Los pulsadores suelen volverse resistivos y por tanto cambia la referencia que interpreta el micro. 
Para asegurarte mide que te den corto (000) cuando los pulses.

Saludos.


----------



## juanma2468 (Feb 13, 2019)

Ya que tienes un tester, mide el estado de los 2 transistores que te marco en la imagen con un circulo rojo, algunas veces esos transistores se suelen quemar.


----------



## TRILO-BYTE (Feb 13, 2019)

Nadie hace caso a Trilo-byte está pintado.

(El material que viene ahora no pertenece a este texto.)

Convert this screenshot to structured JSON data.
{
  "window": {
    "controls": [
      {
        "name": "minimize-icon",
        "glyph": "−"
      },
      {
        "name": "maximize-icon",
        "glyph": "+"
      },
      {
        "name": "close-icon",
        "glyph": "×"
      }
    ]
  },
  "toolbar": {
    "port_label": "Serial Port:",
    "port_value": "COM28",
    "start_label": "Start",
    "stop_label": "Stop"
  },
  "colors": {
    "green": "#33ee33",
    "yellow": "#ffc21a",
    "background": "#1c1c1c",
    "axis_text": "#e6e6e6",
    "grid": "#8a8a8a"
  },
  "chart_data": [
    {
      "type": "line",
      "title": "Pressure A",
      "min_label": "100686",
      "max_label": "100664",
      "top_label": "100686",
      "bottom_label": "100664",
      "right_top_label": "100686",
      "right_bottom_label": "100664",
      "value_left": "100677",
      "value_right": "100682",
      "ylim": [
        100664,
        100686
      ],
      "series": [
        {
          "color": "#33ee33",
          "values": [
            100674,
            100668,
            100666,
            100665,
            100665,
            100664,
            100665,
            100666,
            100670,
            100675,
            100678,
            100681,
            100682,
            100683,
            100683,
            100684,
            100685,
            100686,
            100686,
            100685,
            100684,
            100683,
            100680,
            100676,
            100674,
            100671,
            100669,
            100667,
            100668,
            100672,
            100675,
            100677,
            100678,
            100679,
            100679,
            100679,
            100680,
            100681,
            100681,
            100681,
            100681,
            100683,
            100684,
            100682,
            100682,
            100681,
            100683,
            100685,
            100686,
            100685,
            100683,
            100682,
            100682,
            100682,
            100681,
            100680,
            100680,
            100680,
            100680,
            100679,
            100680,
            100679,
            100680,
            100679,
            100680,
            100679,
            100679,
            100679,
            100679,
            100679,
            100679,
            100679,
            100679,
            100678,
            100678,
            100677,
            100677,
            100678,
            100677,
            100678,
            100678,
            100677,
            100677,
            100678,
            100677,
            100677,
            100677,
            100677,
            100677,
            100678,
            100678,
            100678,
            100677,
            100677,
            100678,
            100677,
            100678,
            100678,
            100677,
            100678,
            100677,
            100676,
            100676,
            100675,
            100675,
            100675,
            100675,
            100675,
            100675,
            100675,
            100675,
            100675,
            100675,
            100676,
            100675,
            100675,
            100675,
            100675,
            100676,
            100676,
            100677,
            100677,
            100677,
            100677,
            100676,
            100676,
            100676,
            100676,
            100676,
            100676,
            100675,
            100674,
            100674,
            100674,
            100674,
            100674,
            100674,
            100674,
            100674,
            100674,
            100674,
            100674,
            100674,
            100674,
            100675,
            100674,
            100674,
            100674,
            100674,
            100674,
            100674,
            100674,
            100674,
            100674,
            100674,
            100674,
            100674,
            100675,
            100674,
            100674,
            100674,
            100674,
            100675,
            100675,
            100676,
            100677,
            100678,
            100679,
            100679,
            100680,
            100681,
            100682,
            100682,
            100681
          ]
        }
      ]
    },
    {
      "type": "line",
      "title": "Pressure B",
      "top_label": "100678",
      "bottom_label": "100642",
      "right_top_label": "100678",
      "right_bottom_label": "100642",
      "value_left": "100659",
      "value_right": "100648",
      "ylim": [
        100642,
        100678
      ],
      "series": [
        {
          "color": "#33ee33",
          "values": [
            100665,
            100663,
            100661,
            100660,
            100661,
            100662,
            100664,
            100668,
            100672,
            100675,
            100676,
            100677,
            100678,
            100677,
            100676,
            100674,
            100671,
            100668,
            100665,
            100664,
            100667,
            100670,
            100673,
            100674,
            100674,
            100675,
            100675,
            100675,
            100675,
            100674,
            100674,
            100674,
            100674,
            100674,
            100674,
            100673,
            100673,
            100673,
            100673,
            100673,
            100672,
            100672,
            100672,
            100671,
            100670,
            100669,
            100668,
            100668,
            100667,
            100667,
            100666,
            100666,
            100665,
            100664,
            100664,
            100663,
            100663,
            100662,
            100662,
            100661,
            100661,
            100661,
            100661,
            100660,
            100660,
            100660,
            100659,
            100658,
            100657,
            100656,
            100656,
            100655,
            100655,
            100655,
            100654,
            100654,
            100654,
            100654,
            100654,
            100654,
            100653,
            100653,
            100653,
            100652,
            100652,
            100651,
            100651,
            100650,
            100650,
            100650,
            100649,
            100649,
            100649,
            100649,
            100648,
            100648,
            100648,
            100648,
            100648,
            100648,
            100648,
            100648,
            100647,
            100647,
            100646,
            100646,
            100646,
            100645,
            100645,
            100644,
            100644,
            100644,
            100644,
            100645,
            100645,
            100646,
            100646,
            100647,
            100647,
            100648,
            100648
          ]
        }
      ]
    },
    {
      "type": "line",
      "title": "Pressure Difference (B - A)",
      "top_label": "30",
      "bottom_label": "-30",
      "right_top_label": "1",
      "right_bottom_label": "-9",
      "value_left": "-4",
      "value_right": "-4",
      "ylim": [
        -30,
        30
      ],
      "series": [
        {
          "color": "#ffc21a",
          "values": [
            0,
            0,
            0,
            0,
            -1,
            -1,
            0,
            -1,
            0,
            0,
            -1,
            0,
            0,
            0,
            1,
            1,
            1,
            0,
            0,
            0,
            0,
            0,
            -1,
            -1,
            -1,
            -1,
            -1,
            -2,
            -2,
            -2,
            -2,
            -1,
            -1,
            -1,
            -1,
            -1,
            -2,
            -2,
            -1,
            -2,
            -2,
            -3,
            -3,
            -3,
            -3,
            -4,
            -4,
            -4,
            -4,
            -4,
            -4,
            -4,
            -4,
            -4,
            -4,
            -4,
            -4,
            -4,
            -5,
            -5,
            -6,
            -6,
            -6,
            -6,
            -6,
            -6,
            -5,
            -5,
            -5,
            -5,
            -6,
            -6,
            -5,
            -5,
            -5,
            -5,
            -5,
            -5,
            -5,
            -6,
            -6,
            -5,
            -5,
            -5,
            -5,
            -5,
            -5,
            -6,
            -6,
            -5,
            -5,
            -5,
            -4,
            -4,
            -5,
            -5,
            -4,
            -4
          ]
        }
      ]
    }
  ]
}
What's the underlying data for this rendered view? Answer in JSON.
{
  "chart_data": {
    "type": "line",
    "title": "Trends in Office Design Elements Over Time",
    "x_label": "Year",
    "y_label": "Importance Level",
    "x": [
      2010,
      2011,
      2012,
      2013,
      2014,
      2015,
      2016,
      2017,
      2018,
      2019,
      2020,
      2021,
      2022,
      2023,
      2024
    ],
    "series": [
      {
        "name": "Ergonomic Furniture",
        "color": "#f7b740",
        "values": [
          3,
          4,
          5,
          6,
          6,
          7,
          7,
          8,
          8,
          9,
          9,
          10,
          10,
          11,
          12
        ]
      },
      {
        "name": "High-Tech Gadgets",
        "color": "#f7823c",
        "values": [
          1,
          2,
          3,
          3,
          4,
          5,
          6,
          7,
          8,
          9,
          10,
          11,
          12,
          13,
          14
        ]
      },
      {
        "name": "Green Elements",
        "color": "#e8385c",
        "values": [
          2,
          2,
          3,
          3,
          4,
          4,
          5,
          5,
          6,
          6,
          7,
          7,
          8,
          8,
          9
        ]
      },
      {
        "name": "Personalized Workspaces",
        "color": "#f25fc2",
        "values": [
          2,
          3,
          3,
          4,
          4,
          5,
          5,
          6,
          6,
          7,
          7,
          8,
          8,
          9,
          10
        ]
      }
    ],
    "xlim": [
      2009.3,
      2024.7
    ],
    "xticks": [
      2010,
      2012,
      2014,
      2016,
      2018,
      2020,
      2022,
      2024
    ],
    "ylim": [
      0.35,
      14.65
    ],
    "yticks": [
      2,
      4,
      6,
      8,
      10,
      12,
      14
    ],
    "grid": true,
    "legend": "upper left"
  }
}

Casi todo mundo me decía oye por qué no sirve mi control ¿Cambio su pila?
No...
Cambiela por favor.

Sigue sin funcionar ¿Reviso los botones?
No...
Revíselos.
Y gracias ya funcionó.


----------



## rub3n (Mar 5, 2019)

Me di por vencido porque es una soldadura y un menester que se me escapa, no supe cómo sacar los valores para poder reemplazarlos. Saqué 2 aparentemente iguales, pero no supe cómo medir, para saber su valor y comprar unos cuantos así.


----------



## TRILO-BYTE (Mar 6, 2019)

Es prácticamente imposible que un componente de dañe o se devalore por qué está alimentado con 3v lo único que puede pasar:
1.- batería baja. Solución cambie la pila.
2.-botones no dan continuidad . Solución limpiar o cambiar botones.
3.- humedad revisar que no esté húmedo.

4.- un manotas lo abrió y no sabe ni que está haciendo. Solución cambie al manotas y llevelo con alguien calificado.


----------



## Gudino Roberto duberlin (Mar 6, 2019)

Además, esos dispositivos están expuestos a golpes. Podría tener alguna pista cortada.


----------



## TRILO-BYTE (Mar 7, 2019)

En verdad no lo creo lo más que podría pasar y si pasa es que el piezoeléctrico se dañe por golpe


----------